Chair for Processor Design, Center For Advancing Electronics Dresden, Institute of Computer Engineering, Technische Universität Dresden, Dresden, Germany.
Bioinformatics. 2019 Nov 1;35(21):4255-4263. doi: 10.1093/bioinformatics/btz234.
The ability to generate massive amounts of sequencing data continues to overwhelm the processing capability of existing algorithms and compute infrastructures. In this work, we explore the use of hardware/software co-design and hardware acceleration to significantly reduce the execution time of short sequence alignment, a crucial step in analyzing sequenced genomes. We introduce Shouji, a highly parallel and accurate pre-alignment filter that remarkably reduces the need for computationally-costly dynamic programming algorithms. The first key idea of our proposed pre-alignment filter is to provide high filtering accuracy by correctly detecting all common subsequences shared between two given sequences. The second key idea is to design a hardware accelerator that adopts modern field-programmable gate array (FPGA) architectures to further boost the performance of our algorithm.

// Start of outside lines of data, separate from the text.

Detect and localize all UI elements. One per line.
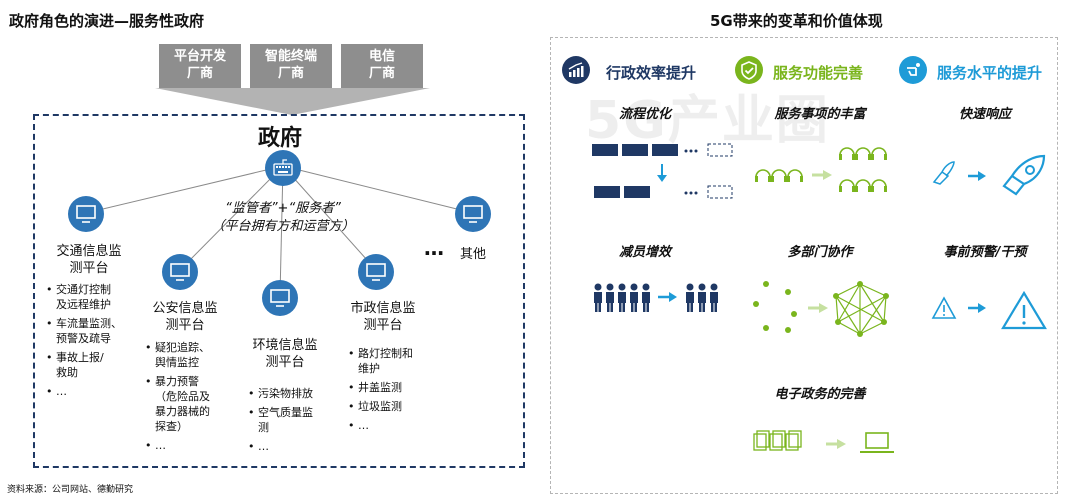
government-label: 政府 xyxy=(258,126,303,151)
list-item: 暴力预警 （危险品及 暴力器械的 探查） xyxy=(145,374,235,434)
warning-icon xyxy=(931,290,1047,330)
subtitle-staff-reduction: 减员增效 xyxy=(618,245,671,260)
monitor-icon xyxy=(463,205,483,223)
shield-check-icon xyxy=(735,56,763,84)
left-title: 政府角色的演进—服务性政府 xyxy=(9,12,205,30)
keyboard-icon xyxy=(273,159,293,176)
chart-up-icon xyxy=(562,56,590,84)
monitor-icon xyxy=(170,263,190,281)
environment-node xyxy=(262,280,298,316)
municipal-items: 路灯控制和 维护 井盖监测 垃圾监测 … xyxy=(348,346,438,437)
quote-line-1: “监管者”+“服务者” xyxy=(225,201,341,216)
list-item: 车流量监测、 预警及疏导 xyxy=(46,316,136,346)
government-box xyxy=(33,114,525,468)
municipal-platform-name: 市政信息监 测平台 xyxy=(350,301,416,333)
headset-group-icon xyxy=(755,147,887,192)
list-item: … xyxy=(145,438,235,453)
process-flow-icon xyxy=(592,143,733,199)
other-ellipsis: … xyxy=(424,236,444,260)
hand-pointer-icon xyxy=(899,56,927,84)
other-label: 其他 xyxy=(460,247,487,262)
network-collaboration-icon xyxy=(753,281,889,337)
list-item: 路灯控制和 维护 xyxy=(348,346,438,376)
traffic-node xyxy=(68,196,104,232)
people-reduction-icon xyxy=(594,283,718,312)
list-item: 空气质量监 测 xyxy=(248,405,338,435)
list-item: 污染物排放 xyxy=(248,386,338,401)
vendor-smart-terminal: 智能终端 厂商 xyxy=(250,44,332,88)
environment-platform-name: 环境信息监 测平台 xyxy=(252,338,318,370)
police-node xyxy=(162,254,198,290)
down-arrow-icon xyxy=(155,88,430,115)
list-item: … xyxy=(348,418,438,433)
quote-line-2: （平台拥有方和运营方） xyxy=(211,219,355,234)
subtitle-multi-department: 多部门协作 xyxy=(787,245,853,260)
vendor-telecom: 电信 厂商 xyxy=(341,44,423,88)
header-admin-efficiency: 行政效率提升 xyxy=(606,64,697,82)
subtitle-service-enrichment: 服务事项的丰富 xyxy=(774,107,866,122)
list-item: … xyxy=(46,384,136,399)
subtitle-e-government: 电子政务的完善 xyxy=(774,387,866,402)
monitor-icon xyxy=(366,263,386,281)
connection-lines xyxy=(85,165,474,297)
traffic-items: 交通灯控制 及远程维护 车流量监测、 预警及疏导 事故上报/ 救助 … xyxy=(46,282,136,403)
traffic-platform-name: 交通信息监 测平台 xyxy=(56,244,122,276)
header-service-level: 服务水平的提升 xyxy=(937,64,1043,82)
list-item: 垃圾监测 xyxy=(348,399,438,414)
government-node xyxy=(265,150,301,186)
documents-to-laptop-icon xyxy=(753,430,894,453)
list-item: … xyxy=(248,439,338,454)
list-item: 交通灯控制 及远程维护 xyxy=(46,282,136,312)
municipal-node xyxy=(358,254,394,290)
police-items: 疑犯追踪、 舆情监控 暴力预警 （危险品及 暴力器械的 探查） … xyxy=(145,340,235,457)
list-item: 疑犯追踪、 舆情监控 xyxy=(145,340,235,370)
environment-items: 污染物排放 空气质量监 测 … xyxy=(248,386,338,458)
watermark: 5G产业圈 xyxy=(585,91,830,151)
list-item: 井盖监测 xyxy=(348,380,438,395)
other-node xyxy=(455,196,491,232)
list-item: 事故上报/ 救助 xyxy=(46,350,136,380)
subtitle-fast-response: 快速响应 xyxy=(958,107,1011,122)
header-service-function: 服务功能完善 xyxy=(773,64,864,82)
right-title: 5G带来的变革和价值体现 xyxy=(710,12,883,30)
rocket-icon xyxy=(932,154,1046,196)
subtitle-early-warning: 事前预警/干预 xyxy=(943,245,1027,260)
monitor-icon xyxy=(76,205,96,223)
value-box xyxy=(550,37,1058,494)
source-note: 资料来源：公司网站、德勤研究 xyxy=(7,485,134,495)
monitor-icon xyxy=(270,289,290,307)
subtitle-process-optimization: 流程优化 xyxy=(618,107,671,122)
police-platform-name: 公安信息监 测平台 xyxy=(152,301,218,333)
vendor-platform-dev: 平台开发 厂商 xyxy=(159,44,241,88)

Shouji significantly improves the accuracy of pre-alignment filtering by up to two orders of magnitude compared to the state-of-the-art pre-alignment filters, GateKeeper and SHD. Our FPGA-based accelerator is up to three orders of magnitude faster than the equivalent CPU implementation of Shouji. Using a single FPGA chip, we benchmark the benefits of integrating Shouji with five state-of-the-art sequence aligners, designed for different computing platforms. The addition of Shouji as a pre-alignment step reduces the execution time of the five state-of-the-art sequence aligners by up to 18.8×. Shouji can be adapted for any bioinformatics pipeline that performs sequence alignment for verification. Unlike most existing methods that aim to accelerate sequence alignment, Shouji does not sacrifice any of the aligner capabilities, as it does not modify or replace the alignment step.

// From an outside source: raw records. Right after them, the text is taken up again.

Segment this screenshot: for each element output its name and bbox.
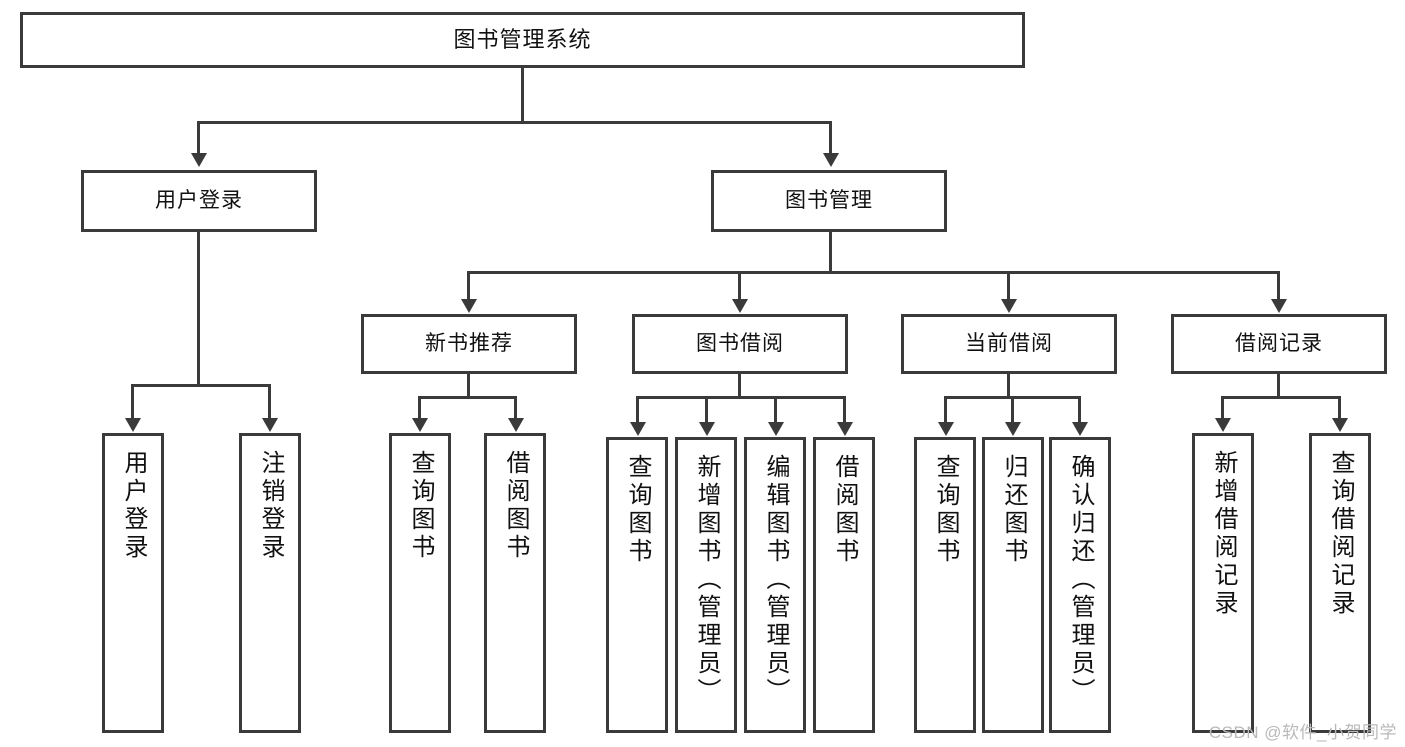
node-leaf-query-book-1[interactable]: 查询图书 (389, 433, 451, 733)
connector-cb-to-query (944, 396, 947, 422)
arrow-to-leaf-add-book (699, 422, 715, 436)
arrow-to-leaf-confirm-return (1072, 422, 1088, 436)
leaf-label: 归还图书 (1000, 454, 1027, 566)
node-leaf-return-book[interactable]: 归还图书 (982, 437, 1044, 733)
connector-bb-to-borrow (843, 396, 846, 422)
node-leaf-borrow-book-1[interactable]: 借阅图书 (484, 433, 546, 733)
connector-root-bus (197, 121, 832, 124)
arrow-to-leaf-add-record (1215, 418, 1231, 432)
connector-root-to-user-login (197, 121, 200, 153)
node-leaf-query-book-2[interactable]: 查询图书 (606, 437, 668, 733)
connector-bb-to-edit (774, 396, 777, 422)
connector-user-login-to-leaf1 (131, 384, 134, 418)
connector-book-management-stem (829, 232, 832, 271)
connector-borrow-record-bus (1221, 396, 1341, 399)
arrow-to-leaf-borrow-book-2 (837, 422, 853, 436)
arrow-to-leaf-edit-book (768, 422, 784, 436)
leaf-label: 查询图书 (932, 454, 959, 566)
arrow-to-new-book-recommend (461, 299, 477, 313)
arrow-to-current-borrow (1001, 299, 1017, 313)
node-root-system[interactable]: 图书管理系统 (20, 12, 1025, 68)
leaf-label: 查询借阅记录 (1327, 450, 1354, 618)
node-new-book-recommend[interactable]: 新书推荐 (361, 314, 577, 374)
leaf-label: 借阅图书 (831, 454, 858, 566)
node-leaf-add-book[interactable]: 新增图书（管理员） (675, 437, 737, 733)
arrow-to-leaf-query-record (1332, 418, 1348, 432)
arrow-to-user-login (191, 153, 207, 167)
connector-book-management-bus (467, 271, 1280, 274)
leaf-label: 查询图书 (407, 450, 434, 562)
arrow-to-leaf-query-book-3 (938, 422, 954, 436)
connector-new-book-bus (418, 396, 517, 399)
connector-user-login-stem (197, 232, 200, 384)
connector-new-book-stem (467, 374, 470, 396)
arrow-to-book-management (823, 153, 839, 167)
arrow-to-book-borrow (732, 299, 748, 313)
node-borrow-record[interactable]: 借阅记录 (1171, 314, 1387, 374)
node-leaf-confirm-return[interactable]: 确认归还（管理员） (1049, 437, 1111, 733)
connector-current-borrow-stem (1007, 374, 1010, 396)
leaf-label: 新增图书（管理员） (693, 454, 720, 706)
connector-br-to-query (1338, 396, 1341, 418)
leaf-label: 用户登录 (120, 450, 147, 562)
connector-root-to-book-management (829, 121, 832, 153)
node-leaf-query-book-3[interactable]: 查询图书 (914, 437, 976, 733)
connector-bm-to-borrow-record (1277, 271, 1280, 299)
leaf-label: 新增借阅记录 (1210, 450, 1237, 618)
arrow-to-leaf-return-book (1005, 422, 1021, 436)
leaf-label: 编辑图书（管理员） (762, 454, 789, 706)
connector-bm-to-new-book (467, 271, 470, 299)
leaf-label: 借阅图书 (502, 450, 529, 562)
node-leaf-user-login[interactable]: 用户登录 (102, 433, 164, 733)
connector-book-borrow-stem (738, 374, 741, 396)
leaf-label: 注销登录 (257, 450, 284, 562)
connector-bb-to-query (636, 396, 639, 422)
node-book-borrow[interactable]: 图书借阅 (632, 314, 848, 374)
node-leaf-edit-book[interactable]: 编辑图书（管理员） (744, 437, 806, 733)
connector-user-login-to-leaf2 (268, 384, 271, 418)
node-user-login[interactable]: 用户登录 (81, 170, 317, 232)
connector-br-to-add (1221, 396, 1224, 418)
connector-bm-to-current-borrow (1007, 271, 1010, 299)
connector-user-login-bus (131, 384, 271, 387)
node-current-borrow[interactable]: 当前借阅 (901, 314, 1117, 374)
arrow-to-leaf-logout-login (262, 418, 278, 432)
connector-borrow-record-stem (1277, 374, 1280, 396)
arrow-to-leaf-query-book-1 (412, 418, 428, 432)
node-leaf-borrow-book-2[interactable]: 借阅图书 (813, 437, 875, 733)
leaf-label: 查询图书 (624, 454, 651, 566)
connector-book-borrow-bus (636, 396, 843, 399)
csdn-watermark: CSDN @软件_小贺同学 (1208, 723, 1397, 742)
connector-bb-to-add (705, 396, 708, 422)
arrow-to-leaf-user-login (125, 418, 141, 432)
node-leaf-logout-login[interactable]: 注销登录 (239, 433, 301, 733)
arrow-to-leaf-query-book-2 (630, 422, 646, 436)
node-leaf-add-record[interactable]: 新增借阅记录 (1192, 433, 1254, 733)
connector-nb-to-query (418, 396, 421, 418)
arrow-to-borrow-record (1271, 299, 1287, 313)
node-book-management[interactable]: 图书管理 (711, 170, 947, 232)
connector-root-stem (521, 68, 524, 121)
connector-nb-to-borrow (514, 396, 517, 418)
node-leaf-query-record[interactable]: 查询借阅记录 (1309, 433, 1371, 733)
connector-cb-to-return (1011, 396, 1014, 422)
arrow-to-leaf-borrow-book-1 (508, 418, 524, 432)
leaf-label: 确认归还（管理员） (1067, 454, 1094, 706)
connector-bm-to-book-borrow (738, 271, 741, 299)
connector-cb-to-confirm (1078, 396, 1081, 422)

https://github.com/CMU-SAFARI/Shouji.
Supplementary data are available at Bioinformatics online.
生成大量测序数据的能力继续超过现有算法和计算基础设施的处理能力。在这项工作中,我们探索使用硬件/软件协同设计和硬件加速来显著减少短序列比对的执行时间,这是分析测序基因组的关键步骤。我们引入了 Shouji,这是一种高度并行且准确的预对齐过滤器,可以显著减少对计算成本高昂的动态规划算法的需求。我们提出的预对齐过滤器的第一个关键思想是通过正确检测两个给定序列之间共享的所有常见子序列来提供高过滤精度。第二个关键思想是设计一个硬件加速器,采用现代现场可编程门阵列 (FPGA) 架构进一步提高我们算法的性能。

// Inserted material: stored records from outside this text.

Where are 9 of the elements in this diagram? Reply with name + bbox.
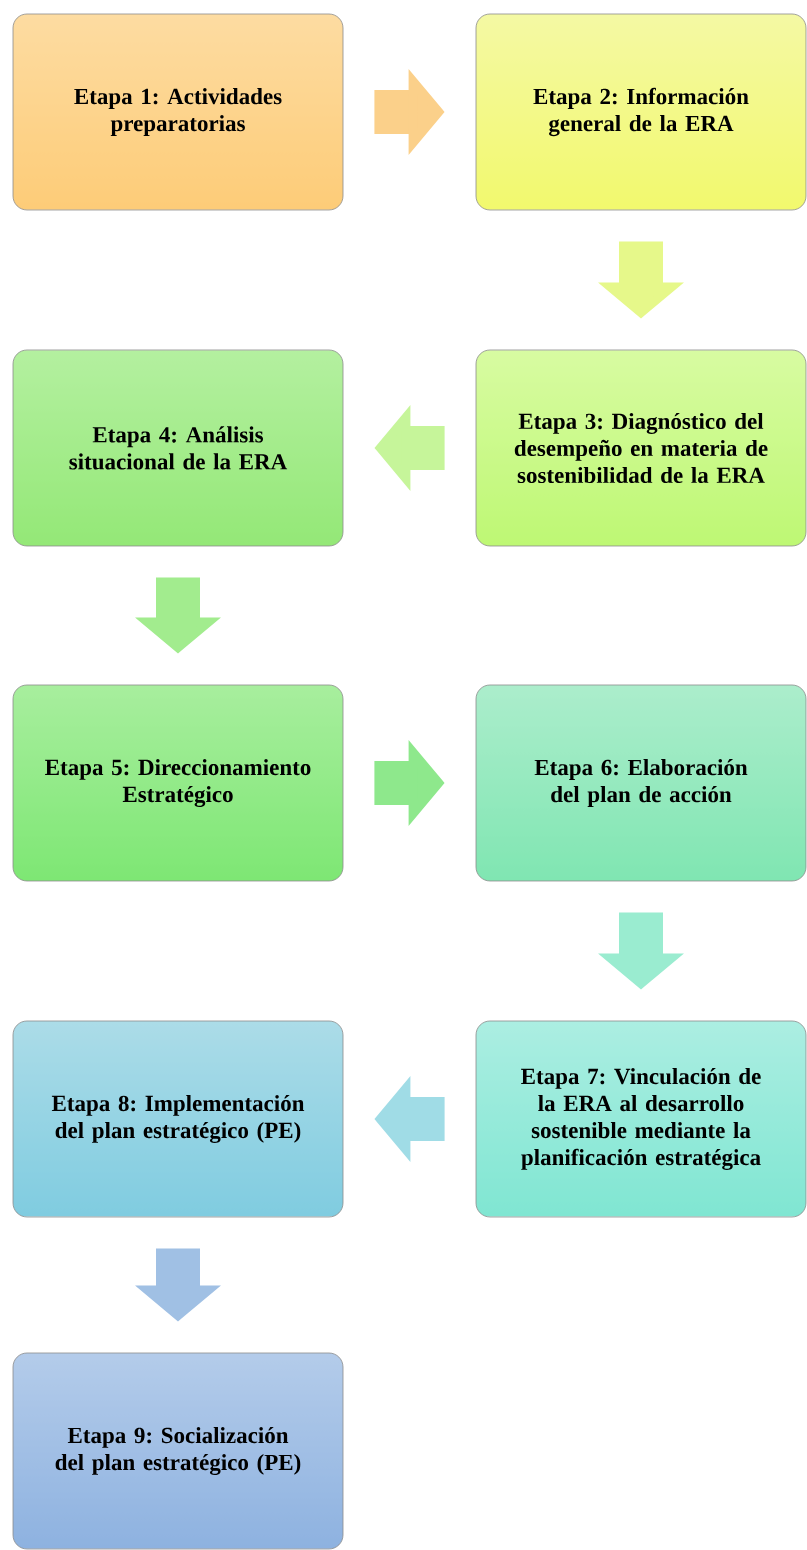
stage-box: Etapa 4: Análisis situacional de la ERA: [12, 349, 344, 547]
stage-box: Etapa 5: Direccionamiento Estratégico: [12, 684, 344, 882]
stage-box: Etapa 6: Elaboración del plan de acción: [475, 684, 807, 882]
stage-box: Etapa 2: Información general de la ERA: [475, 13, 807, 211]
stage-box: Etapa 3: Diagnóstico del desempeño en materia de sostenibilidad de la ERA: [475, 349, 807, 547]
stage-box: Etapa 8: Implementación del plan estratégico (PE): [12, 1020, 344, 1218]
stage-box: Etapa 1: Actividades preparatorias: [12, 13, 344, 211]
stage-box: Etapa 9: Socialización del plan estratégico (PE): [12, 1352, 344, 1550]
stage-box: Etapa 7: Vinculación de la ERA al desarrollo sostenible mediante la planificación estratégica: [475, 1020, 807, 1218]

Shouji 与最先进的预对齐过滤器 GateKeeper 和 SHD 相比,显著提高了预对齐过滤的准确性,高达两个数量级。我们基于 FPGA 的加速器比 Shouji 的等效 CPU 实现快三个数量级。使用单个 FPGA 芯片,我们对将 Shouji 与为不同计算平台设计的五种最先进的序列对齐器集成的好处进行了基准测试。将 Shouji 作为预对齐步骤添加可将这五种最先进的序列对齐器的执行时间缩短高达 18.8 倍。Shouji 可以适应执行验证的任何生物信息学管道中的序列对齐。与旨在加速序列对齐的大多数现有方法不同,Shouji 不会牺牲对齐器的任何功能,因为它不会修改或替换对齐步骤。
https://github.com/CMU-SAFARI/Shouji。
补充数据可在 Bioinformatics 在线获取。